Colégio dos Meninos Órfãos ameaçado por fecho de esquadra?

Os silhares conseguiram até hoje ficar largamente imunes a barbaridades, selvajarias e roubos, para o que terá largamente contribuído a proximidade profiláctica e dissuasora da esquadra da PSP.

Passados 465 anos sobre a sua refundação pela rainha D. Catarina, mulher de D. João III, o Colégio dos Meninos Órfãos da Mouraria/Edifício Amparo poderá estar hoje a defrontar uma das maiores ameaças registadas na sua história.

O fecho anunciado da 6.ª Esquadra da Polícia de Segurança Pública – situada na Rua da Mouraria e instalada no rés-do-chão do histórico edifício, a ser proximamente transferida para a Rua da Palma – veio chamar mais uma vez a atenção para as preocupantes condições de insegurança e vulnerabilidade de uma das obras-primas do património azulejar da cidade, integrando 41 painéis setecentistas com cenas do Antigo e do Novo Testamentos atribuídos ao pintor lisboeta Domingos de Almeida e datáveis de 1761.

Apesar da importância histórica do edifício distribuído por vários corpos e pátios e do seu inestimável recheio decorativo, que justificaram a respectiva classificação como Imóvel de Interesse Público em 1986, não existe no próprio local uma sinalização identificadora, por mais simples que seja; apenas uma “coluna informativa” colocada nas proximidades chama, de modo insuficientemente telegráfico, a atenção de munícipes e visitantes, quer portugueses quer estrangeiros.

Os silhares conseguiram até hoje ficar largamente imunes a barbaridades, selvajarias e roubos, para o que terá largamente contribuído a proximidade profiláctica e dissuasora da esquadra da PSP. O seu encerramento poderá implicar, se não for acompanhado ou contrabalançado por medidas adequadas, o muito provável ataque aos preciosos painéis: o edifício não apresenta quaisquer condições de segurança patrimonial, sendo a entrada e permanência prolongada no seu interior quase inteiramente livres e sem guardaria, e o fecho diário das instituições que o ocupam e que de algum modo o protegem – nomeadamente a Fundação Inatel, um centro de idosos da Santa Casa da Misericórdia de Lisboa e um posto de atendimento da extinta Junta de Freguesia do Socorro – deixa-o completamente desprotegido durante a noite.

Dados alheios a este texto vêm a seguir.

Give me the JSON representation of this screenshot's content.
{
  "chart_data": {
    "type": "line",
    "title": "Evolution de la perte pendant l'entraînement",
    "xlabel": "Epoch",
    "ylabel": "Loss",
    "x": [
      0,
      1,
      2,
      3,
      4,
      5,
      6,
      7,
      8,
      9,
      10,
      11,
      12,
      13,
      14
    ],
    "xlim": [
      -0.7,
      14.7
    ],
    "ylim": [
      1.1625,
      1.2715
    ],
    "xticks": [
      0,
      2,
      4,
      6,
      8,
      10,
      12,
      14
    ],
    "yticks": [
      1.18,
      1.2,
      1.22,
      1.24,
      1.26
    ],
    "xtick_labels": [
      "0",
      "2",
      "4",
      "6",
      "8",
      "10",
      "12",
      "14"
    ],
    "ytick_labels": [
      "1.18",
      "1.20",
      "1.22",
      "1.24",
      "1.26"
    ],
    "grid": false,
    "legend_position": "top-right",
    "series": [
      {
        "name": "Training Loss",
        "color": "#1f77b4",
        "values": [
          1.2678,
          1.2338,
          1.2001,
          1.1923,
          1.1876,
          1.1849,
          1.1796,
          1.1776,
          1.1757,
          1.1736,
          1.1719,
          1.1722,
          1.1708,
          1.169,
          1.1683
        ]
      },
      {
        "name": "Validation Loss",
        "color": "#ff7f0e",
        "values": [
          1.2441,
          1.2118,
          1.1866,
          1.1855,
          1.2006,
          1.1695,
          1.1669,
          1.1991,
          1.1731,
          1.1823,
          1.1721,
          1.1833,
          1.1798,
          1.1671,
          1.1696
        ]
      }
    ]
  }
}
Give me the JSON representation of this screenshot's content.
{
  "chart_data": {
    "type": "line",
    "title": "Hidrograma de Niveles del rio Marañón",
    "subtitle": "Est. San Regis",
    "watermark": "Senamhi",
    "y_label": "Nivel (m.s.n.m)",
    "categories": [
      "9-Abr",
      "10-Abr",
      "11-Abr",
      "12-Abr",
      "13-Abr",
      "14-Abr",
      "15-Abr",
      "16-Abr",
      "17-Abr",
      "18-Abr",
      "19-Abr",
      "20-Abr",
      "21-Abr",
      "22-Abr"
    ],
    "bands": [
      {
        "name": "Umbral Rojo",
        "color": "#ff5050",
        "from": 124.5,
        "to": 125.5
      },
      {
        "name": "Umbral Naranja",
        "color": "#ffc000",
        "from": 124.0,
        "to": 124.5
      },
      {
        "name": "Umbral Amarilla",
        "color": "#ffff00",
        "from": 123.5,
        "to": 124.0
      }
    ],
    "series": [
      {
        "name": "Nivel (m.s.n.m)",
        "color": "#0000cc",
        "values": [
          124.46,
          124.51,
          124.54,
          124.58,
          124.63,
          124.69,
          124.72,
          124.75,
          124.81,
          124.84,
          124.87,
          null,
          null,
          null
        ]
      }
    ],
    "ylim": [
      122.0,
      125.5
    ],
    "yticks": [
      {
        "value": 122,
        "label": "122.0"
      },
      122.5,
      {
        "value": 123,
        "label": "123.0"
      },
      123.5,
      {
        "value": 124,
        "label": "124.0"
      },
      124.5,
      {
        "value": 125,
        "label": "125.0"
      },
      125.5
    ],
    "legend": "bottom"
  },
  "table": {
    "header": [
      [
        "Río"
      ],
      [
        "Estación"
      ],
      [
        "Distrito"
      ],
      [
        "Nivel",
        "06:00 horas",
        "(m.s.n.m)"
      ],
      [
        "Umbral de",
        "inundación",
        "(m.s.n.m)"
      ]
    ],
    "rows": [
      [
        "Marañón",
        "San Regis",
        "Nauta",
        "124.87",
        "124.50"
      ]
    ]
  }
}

Ignoro o destino previsto, se porventura o foi, para as futuramente desactivadas instalações da PSP. Mas talvez seja esta a altura ideal para se repensar o conjunto patrimonial e artístico do Colégio dos Meninos Orfãos e dignificar a sua presença cultural, histórica e turística naquela zona da cidade. A sua incontornável relevância, reconhecida no próprio regime de protecção legal que lhe foi atribuído pelo Estado, justificaria plenamente a instalação na antiga esquadra de um centro interpretativo do monumento e de toda a respectiva zona de implantação, aliado desejavelmente a um posto de informação turística. Este núcleo museológico, a integrar eventualmente na rede polinucleada do Museu de Lisboa (responsável pelo projecto expositivo), poderia servir de âncora aos itinerários históricos estabelecidos desde Março de 2014 pelo GABIP Mouraria, gabinete técnico coordenador das recentes intervenções municipais de reabilitação do bairro, e utilizados, designadamente, nas visitas guiadas promovidas pela Associação Renovar a Mouraria.

A colaboração íntima entre a Santa Casa da Misericórdia de Lisboa e a Fundação Inatel (ocupantes do edifício, contribuindo com o seu apoio financeiro), a Junta de Freguesia de Santa Maria Maior e a Câmara Municipal de Lisboa (suas protectoras e guardiãs), para além da Associação Renovar a Mouraria (que não negará disponibilidade e generosidade) e da própria Polícia de Segurança Pública (na esperança de que nunca seja necessário recorrer aos préstimos do SOS Azulejo da Polícia Judiciária...), permitirá certamente chegar-se a uma plataforma comum de defesa, salvaguarda e revitalização deste conjunto monumental, transformando-o em mais um pólo dinamizador da Mouraria.

Uma certeza tenho: a extraordinária banda desenhada azulejar que se esconde em meio recato no Colégio dos Meninos Órfãos merece e exige melhor sorte. Oxalá – palavra muito portuguesa e cuja origem árabe me parece aqui particularmente indicada – os actuais fados não lha neguem.